Are you specifically running all services on a single host? If not, I would expect that any bug that would cause you to hit that error on the master would also affect any nodes being deployed as well.

Does the same error occur when running an advanced install or is it limited to running the installer wrapper?

The problem could also be with the base image you are using for deploying.
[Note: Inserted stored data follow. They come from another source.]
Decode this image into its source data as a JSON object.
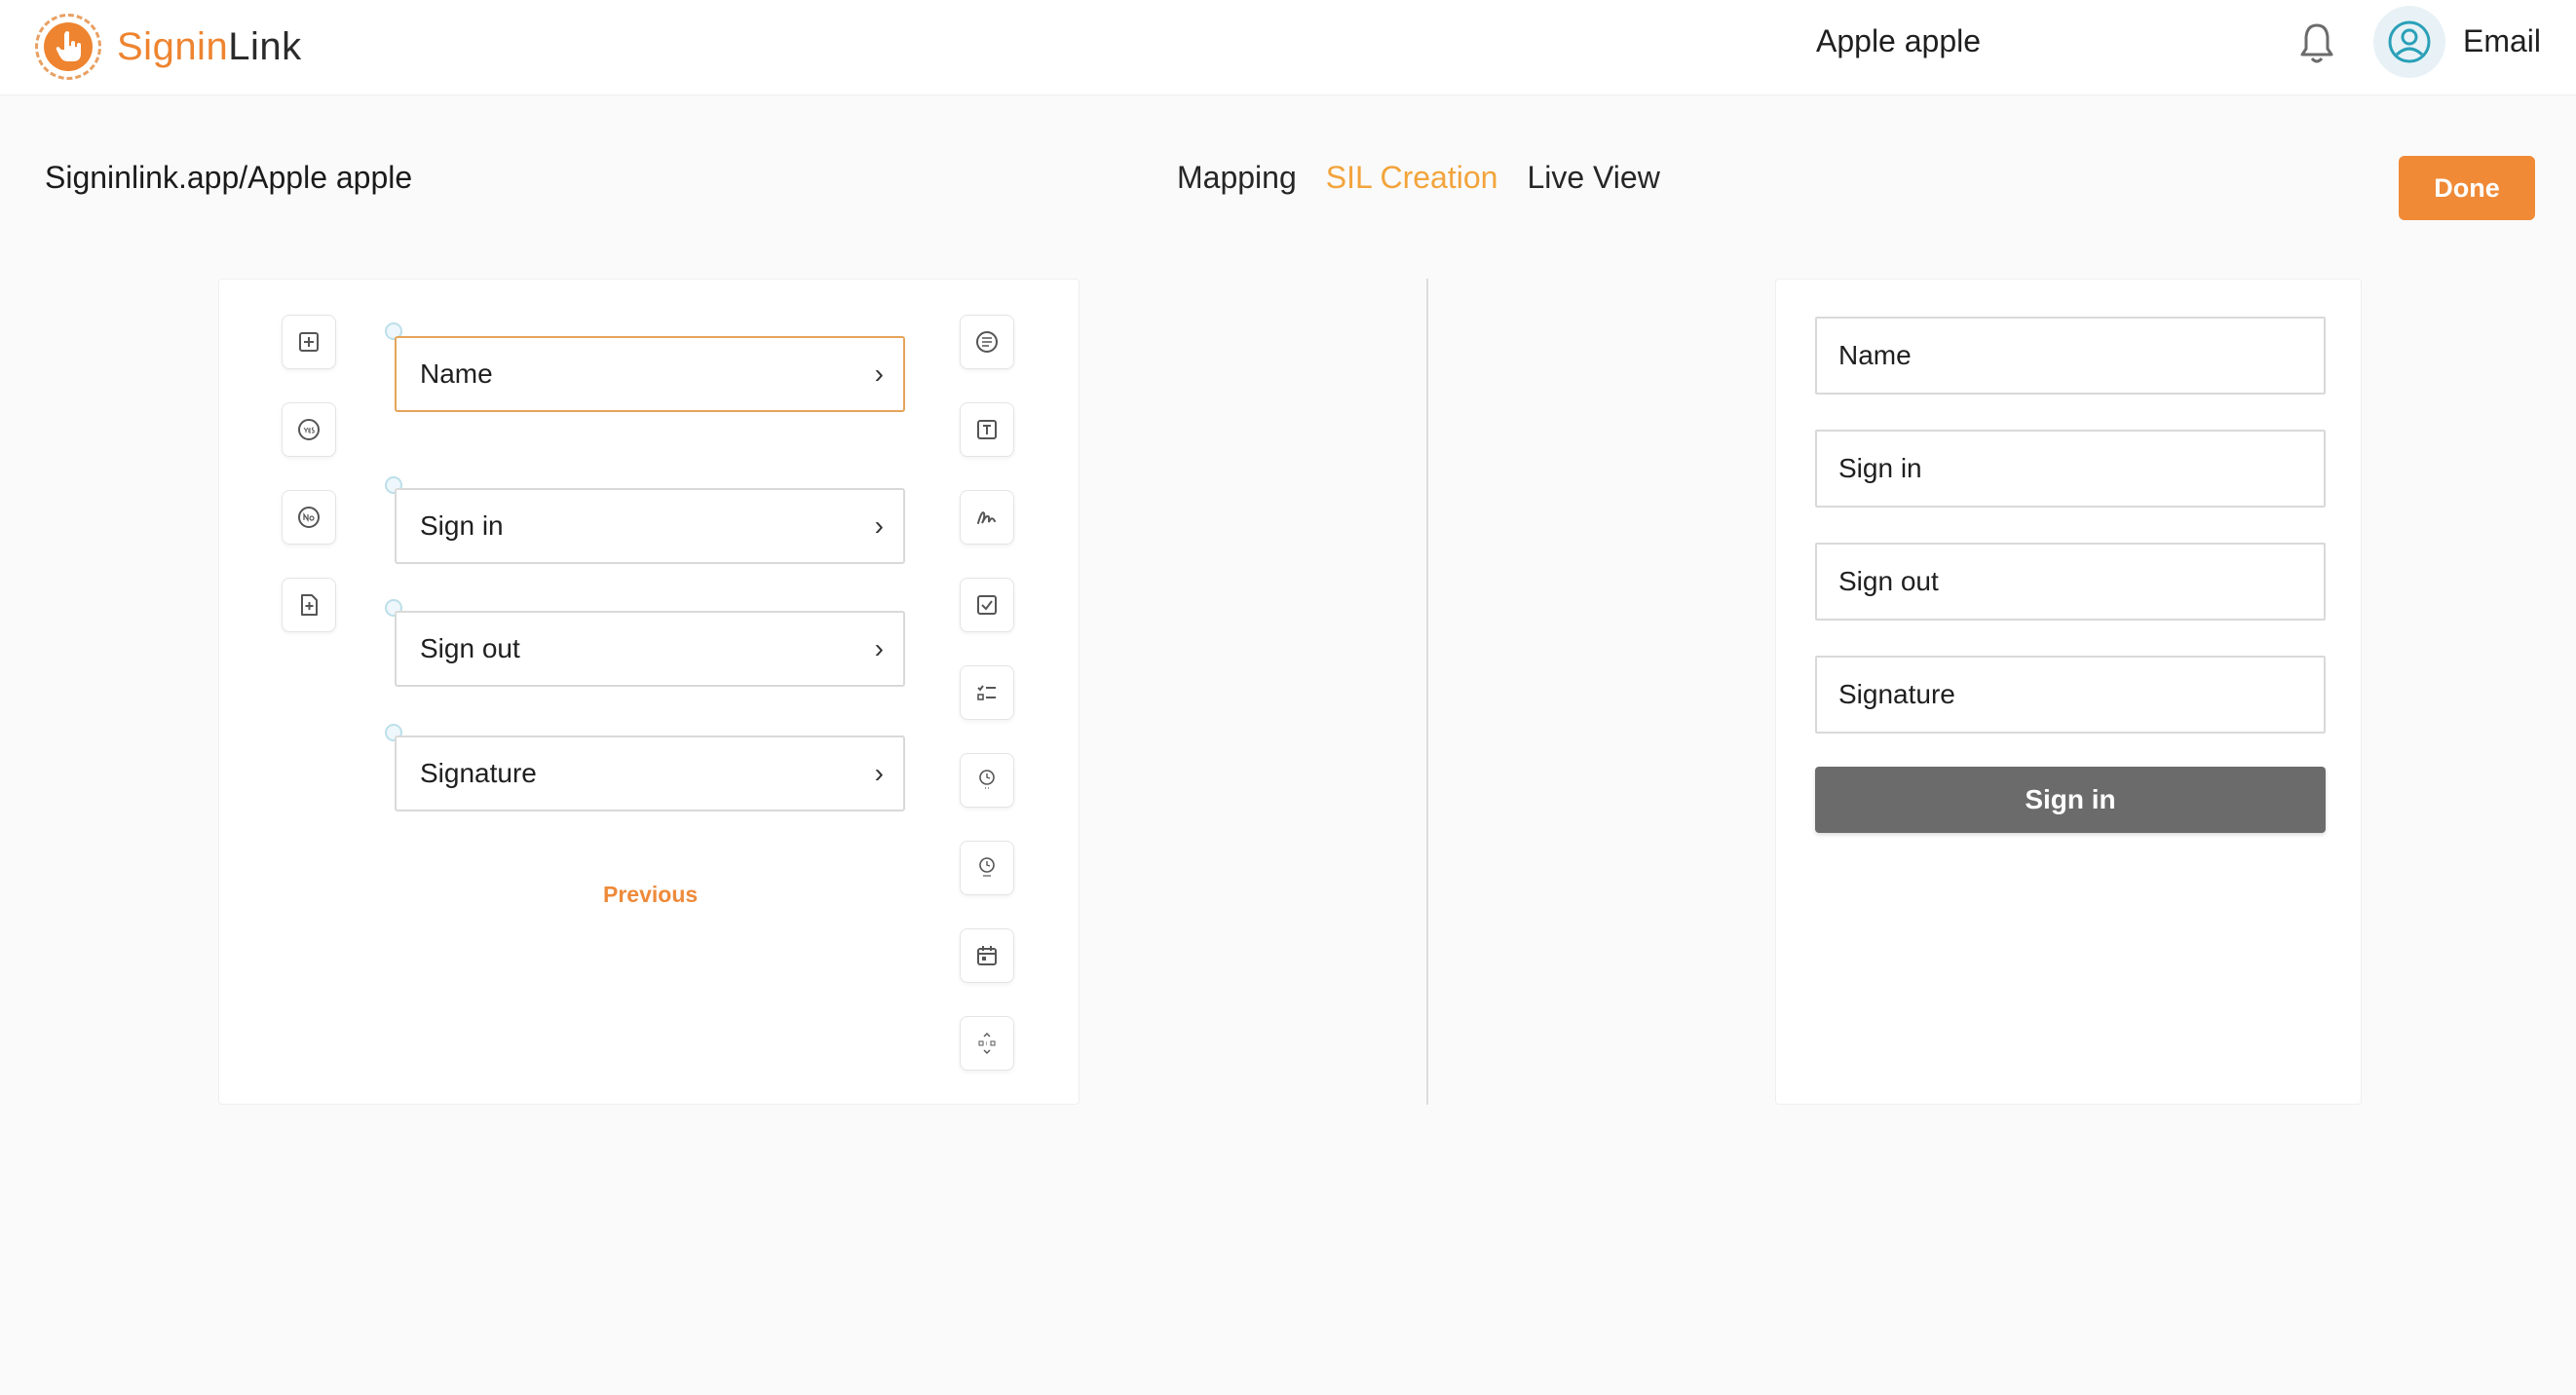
{
  "header": {
    "logo_part1": "Signin",
    "logo_part2": "Link",
    "workspace": "Apple apple",
    "email_label": "Email",
    "colors": {
      "brand": "#ee8430"
    }
  },
  "page": {
    "breadcrumb": "Signinlink.app/Apple apple",
    "tabs": [
      {
        "label": "Mapping",
        "active": false
      },
      {
        "label": "SIL Creation",
        "active": true
      },
      {
        "label": "Live View",
        "active": false
      }
    ],
    "done_label": "Done"
  },
  "builder": {
    "left_tools": [
      "add-field-icon",
      "yes-icon",
      "no-icon",
      "add-page-icon"
    ],
    "right_tools": [
      "paragraph-icon",
      "text-icon",
      "signature-icon",
      "checkbox-icon",
      "checklist-icon",
      "time-in-icon",
      "time-out-icon",
      "calendar-icon",
      "time-stepper-icon"
    ],
    "fields": [
      {
        "label": "Name",
        "selected": true
      },
      {
        "label": "Sign in",
        "selected": false
      },
      {
        "label": "Sign out",
        "selected": false
      },
      {
        "label": "Signature",
        "selected": false
      }
    ],
    "previous_label": "Previous"
  },
  "preview": {
    "fields": [
      {
        "placeholder": "Name"
      },
      {
        "placeholder": "Sign in"
      },
      {
        "placeholder": "Sign out"
      },
      {
        "placeholder": "Signature"
      }
    ],
    "submit_label": "Sign in"
  }
}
Do you run into the same issue using a different RHEL7 base image?

Comment 7 Jason DeTiberus 2015-10-28 21:08:08 UTC

Related to this is the following github issue: https://github.com/openshift/openshift-ansible/issues/747

The workaround I suggested will also apply in this case as well.

Comment 8 Gaoyun Pei 2015-10-29 07:30:17 UTC

I tried the 1st workaround in https://github.com/openshift/openshift-ansible/issues/747 today, run oo-install from a separate host could work! 
Change the title for more accurate.

Comment 9 Brenton Leanhardt 2015-10-29 12:04:56 UTC

Sam,

I think what we need to do here is add a check to see if the host where the installer is running is one of the hosts that will become part of the environment.  If that is the case we need to add ansible_connection=local to the inventory.

I'm a little confused about ansible_sudo=no.  I understand if the installer is being run as root that sudo shouldn't be needed.  However, I would expect ansible to do the right thing with a local connection and correctly sudo if needed.  Jason, do you have any more detail on this?

Comment 10 Jason DeTiberus 2015-10-29 15:04:03 UTC

Brenton,

It is a bit more complicated than that and it really comes down to if the user is really running ansible remotely or not...  I believe we explicitly set sudo to false in all of the places that we execute against localhost for those reasons, but I'm not completely sure.

Either way, our goal is to use sudo anywhere the ansible user is not root for operations on a host in the deployment (avoiding sudo for the local actions used for setting groups, variables, transferring files, etc to prevent requiring root on the host running ansible if different than a host in the deployment).

Comment 13 Gaoyun Pei 2015-11-05 05:06:06 UTC

Test this bug with atomic-openshift-utils-3.0.7-1.git.48.75d357c.el7aos.noarch, running installer on the master host, after input the host, the installer quit as below:

Gathering information from hosts...
sudo: invalid option -- '-'
usage: sudo [-D level] -h | -K | -k | -V
usage: sudo -v [-AknS] [-D level] [-g groupname|#gid] [-p prompt] [-u user
            name|#uid]
usage: sudo -l[l] [-AknS] [-D level] [-g groupname|#gid] [-p prompt] [-U user
            name] [-u user name|#uid] [-g groupname|#gid] [command]
usage: sudo [-AbEHknPS] [-r role] [-t type] [-C fd] [-D level] [-g
            groupname|#gid] [-p prompt] [-u user name|#uid] [-g groupname|#gid]
            [VAR=value] [-i|-s] [<command>]
usage: sudo -e [-AknS] [-r role] [-t type] [-C fd] [-D level] [-g
            groupname|#gid] [-p prompt] [-u user name|#uid] file ...
The atomic-openshift-installer requires sudo access without a password.

Comment 14 Brenton Leanhardt 2015-11-05 21:34:30 UTC

A lot of bugs were fixed today.  This should be fixed in the latest puddle.  I tried several multi-host installs as non-root where one of the systems was on of the to-be-deployed hosts.

Comment 16 Gaoyun Pei 2015-11-06 07:17:25 UTC

Verify this bug with atomic-openshift-utils-3.0.7-1.git.76.c73ec7b.el7aos.noarch

Run 'atomic-openshift-installer install' on master host, the environment could be installed.